El adolescente inicialmente intentó remar de regreso a la costa para dar la alarma, pero su kayak comenzó a inundarse, forzándolo a nadar los aproximadamente cuatro kilómetros restantes. El Grupo de Rescate Marino Voluntario Naturaliste calificó la acción como "sobrehumana", destacando la valentía y fuerza demostradas por el joven ante la emergencia.
El comandante del grupo de rescate, Paul Bresland, detalló a ABC News que el menor nadó las primeras dos horas con un chaleco salvavidas puesto.
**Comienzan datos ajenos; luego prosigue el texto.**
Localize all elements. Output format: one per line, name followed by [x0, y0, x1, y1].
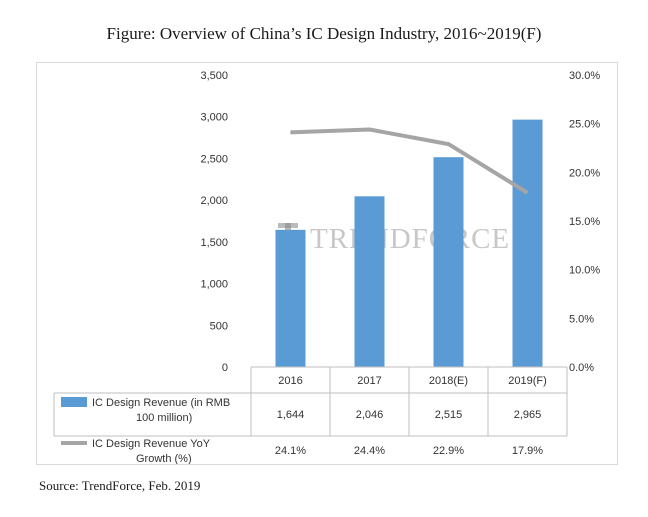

Posteriormente, al considerar que no lograría llegar a la orilla con el chaleco, se deshizo de él y continuó nadando sin soporte durante las dos horas siguientes.
El joven logró contactar a las autoridades alrededor de las 18:00 hora local del viernes, lo que desencadenó una operación de búsqueda masiva desde la playa de Quindalup, cerca de Busselton. La Policía de Australia Occidental emitió un comunicado el lunes confirmando el inicio de las labores de rescate.
Alrededor de las 20:30, un helicóptero de rescate localizó a la madre de cuarenta y siete años y a sus otros dos hijos, de doce y ocho años, aferrados a una tabla de remo a unos catorce kilómetros de la costa. Una embarcación de rescate marino voluntario fue dirigida a su ubicación y logró el rescate exitoso de los tres.
El inspector James Bradley enfatizó que el incidente sirve como un recordatorio crucial sobre la velocidad con que las condiciones oceánicas pueden deteriorarse inesperadamente. Bradley señaló que el uso de chalecos salvavidas por parte de los tres tripulantes fue fundamental para su supervivencia.
La determinación del joven fue citada como el factor decisivo que salvó las vidas de su madre y sus hermanos, según la policía local. Los paramédicos evaluaron a los cuatro miembros de la familia en el lugar antes de trasladarlos a un hospital cercano, de donde fueron dados de alta posteriormente.